Daily thread to exchange ideas and to share your thoughts
Give me an I. Give me an N. Give me an F. Well, you know where this is going.
Whether it be due to base effects and perhaps even transitory, the Fed will have its tolerance tested by the market in the coming months if inflation data continues to run hot as we saw with the US CPI print yesterday.
Treasury yields spiked higher and that gave the dollar a solid tailwind after days of meandering leading up to the release. Even Clarida doesn't seem too assured now.
As such, expect the market to keep a keen focus on anything inflation-related from hereon. Today's US PPI data will be yet another focus point in that regard.
If the market continues to keep in this headspace, that could lift yen pairs relatively higher and CAD/JPY continues to keep with that run on a break above 90.00 to target resistance closer to 91.50-63 next.

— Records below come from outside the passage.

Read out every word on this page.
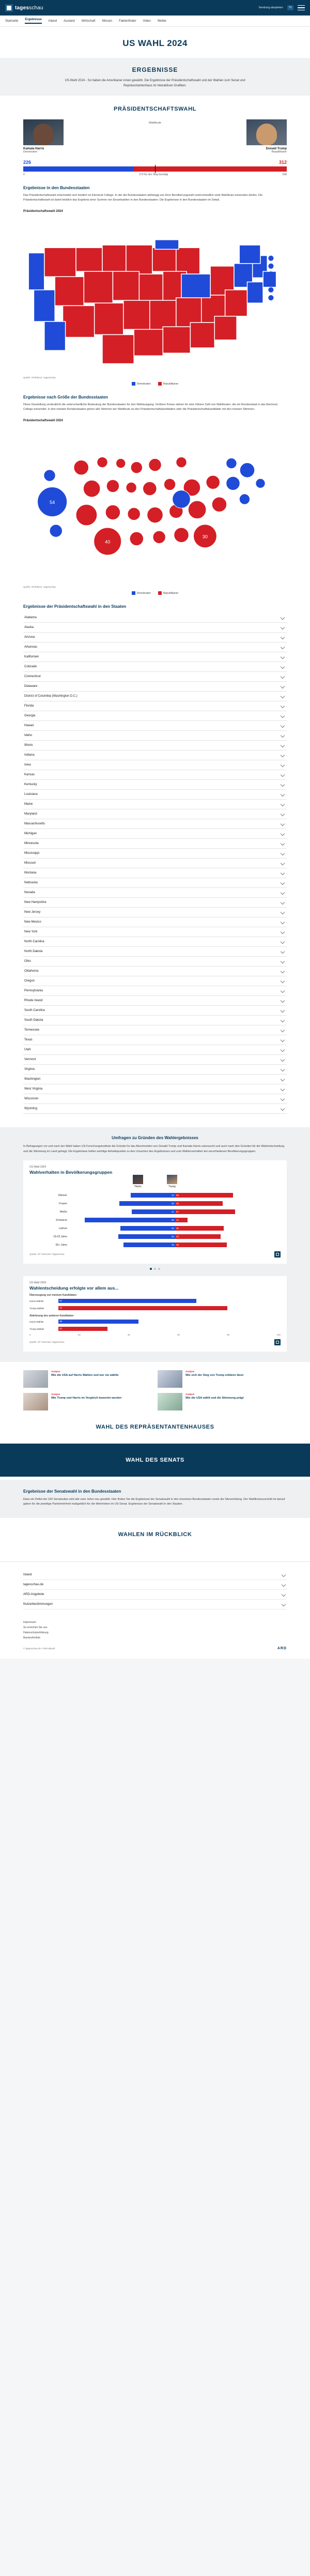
tagesschau	Sendung abspielen	TV
Startseite Ergebnisse Inland Ausland Wirtschaft Wissen Faktenfinder Video Wetter
US WAHL 2024
ERGEBNISSE

US-Wahl 2024 - So haben die Amerikaner·innen gewählt. Die Ergebnisse der Präsidentschaftswahl und der Wahlen zum Senat und Repräsentantenhaus im interaktiven Grafiken.

PRÄSIDENTSCHAFTSWAHL
Kamala Harris
Demokraten
Wahlleute
Donald Trump
Republikaner
226	312
0	270 für den Sieg benötigt	538
Ergebnisse in den Bundesstaaten

Das Präsidentschaftswahl entscheidet sich letztlich im Electoral College. In der die Bundesstaaten abhängig von ihrer Bevölkerungszahl unterschiedlich viele Wahlleute entsenden dürfen. Die Präsidentschaftswahl ist damit letztlich das Ergebnis einer Summe von Einzelwahlen in den Bundesstaaten. Die Ergebnisse in den Bundesstaaten im Detail.

Präsidentschaftswahl 2024
Quelle: AP/Edison / tagesschau
Demokraten	Republikaner
Ergebnisse nach Größe der Bundesstaaten

Diese Darstellung verdeutlicht die unterschiedliche Bedeutung der Bundesstaaten für den Wahlausgang. Größere Kreise stehen für eine höhere Zahl von Wahlleuten, die ein Bundesstaat in das Electoral College entsendet. In den meisten Bundesstaaten gehen alle Stimmen der Wahlleute an den Präsidentschaftskandidaten oder die Präsidentschaftskandidatin mit den meisten Stimmen.

Präsidentschaftswahl 2024
54
40
30
Quelle: AP/Edison / tagesschau
Demokraten	Republikaner
Ergebnisse der Präsidentschaftswahl in den Staaten
Alabama
Alaska
Arizona
Arkansas
Kalifornien
Colorado
Connecticut
Delaware
District of Columbia (Washington D.C.)
Florida
Georgia
Hawaii
Idaho
Illinois
Indiana
Iowa
Kansas
Kentucky
Louisiana
Maine
Maryland
Massachusetts
Michigan
Minnesota
Mississippi
Missouri
Montana
Nebraska
Nevada
New Hampshire
New Jersey
New Mexico
New York
North Carolina
North Dakota
Ohio
Oklahoma
Oregon
Pennsylvania
Rhode Island
South Carolina
South Dakota
Tennessee
Texas
Utah
Vermont
Virginia
Washington
West Virginia
Wisconsin
Wyoming
Umfragen zu Gründen des Wahlergebnisses

In Befragungen vor und nach der Wahl haben US-Forschungsinstitute die Gründe für das Abschneiden von Donald Trump und Kamala Harris untersucht und auch nach den Gründen für die Wahlentscheidung und die Stimmung im Land gefragt. Die Ergebnisse helfen wichtige Anhaltspunkte zu den Ursachen des Ergebnisses und zum Wählerverhalten bei verschiedenen Bevölkerungsgruppen.

US Wahl 2024
Wahlverhalten in Bevölkerungsgruppen
Harris	Trump
Männer	42 55
Frauen	53 45
Weiße	41 57
Schwarze	86 12
Latinos	52 46
18-29 Jahre	54 43
65+ Jahre	49 49
Quelle: AP VoteCast / tagesschau
US Wahl 2024
Wahlentscheidung erfolgte vor allem aus...
Überzeugung von meinem Kandidaten
Harris-Wähler	62
Trump-Wähler	76
Ablehnung des anderen Kandidaten
Harris-Wähler	36
Trump-Wähler	22
0	20	40	60	80	100
Quelle: AP VoteCast / tagesschau
Analyse
Wie die USA auf Harris Wahlen und wer sie wählte
Analyse
Wie sich der Sieg von Trump erklären lässt
Analyse
Wie Trump und Harris im Vergleich bewertet wurden
Analyse
Wie die USA wählt und die Stimmung prägt
WAHL DES REPRÄSENTANTENHAUSES
WAHL DES SENATS
Ergebnisse der Senatswahl in den Bundesstaaten

Etwa ein Drittel der 100 Senatssitze wird alle zwei Jahre neu gewählt. Hier finden Sie die Ergebnisse der Senatswahl in den einzelnen Bundesstaaten sowie die Sitzverteilung. Der Wahlkreiszuschnitt ist darauf gaben für die jeweilige Parteimehrheit maßgeblich für die Mehrheiten im US-Senat. Ergebnisse der Senatswahl in den Staaten.

WAHLEN IM RÜCKBLICK
Inland
tagesschau.de
ARD-Angebote
Nutzerbestimmungen
Impressum
So erreichen Sie uns
Datenschutzerklärung
Barrierefreiheit
© tagesschau.de / ARD-aktuell	ARD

The loonie is still among one of the more favoured plays at the moment in my view with dip buying very much warranted.
The pullback in dollar pairs sort of hints at a reset for the moment, with traders likely having to wait on Treasury yields for confirmation of where this is all heading.
As for equities, don't count out dip buyers but I reckon the bleeding may not be over just yet as technicals are being threatened in the Nasdaq. That could have broader spillovers to the risk mood in general if sellers continue to stick with that.